Enfim, numa era onde quase tudo se torna automático e mecanizado, onde se privilegia a cultura do descartável inclusive nas relações humanas, acho cada vez mais indispensável questionar, debater e refletir sobre a vida. Sei que pode parecer mais uma opinião infundada, mas considero que o mundo seria mais justo se mais pessoas se imaginassem em “seus quartos numa casinha de sapê” e exercitassem constantemente sua humildade e simplicidade.

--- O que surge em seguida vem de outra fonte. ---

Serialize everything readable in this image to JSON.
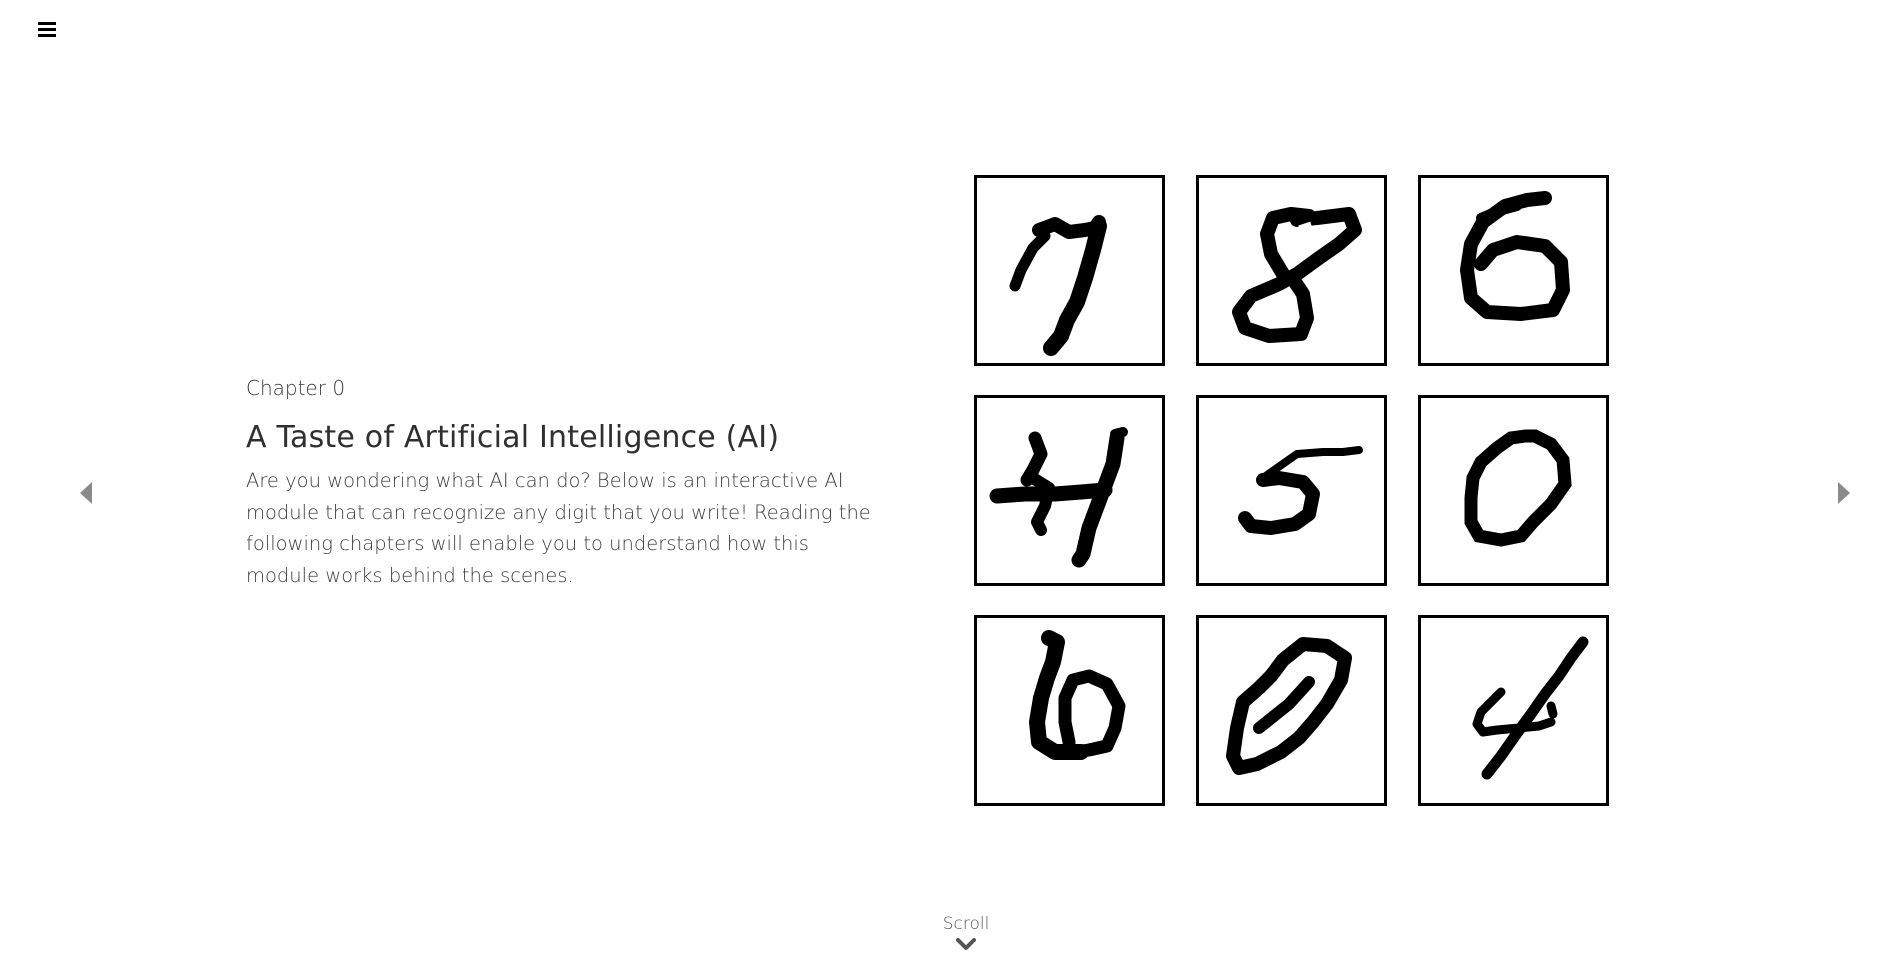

O mundo seria mais justo se mais pessoas analisassem a história não pela lente do observador, mas sim pela do observado
Trabalhar com hipóteses é sempre complicado. Trata-se do que é contra intuitivo, o futuro não realizado. Entretanto, assim como o erro já cometido e incurável, as hipóteses acerca do passado relegam ao homem importantes pistas de como e qual caminho trilhar. Penso que a solução passa pela busca de mais humanidade em nossas relações. No fundo, bom mesmo é poder conservar nosso lado mais infantil e idealista. Afinal, nada representa melhor a esperança do que o sorriso de uma criança.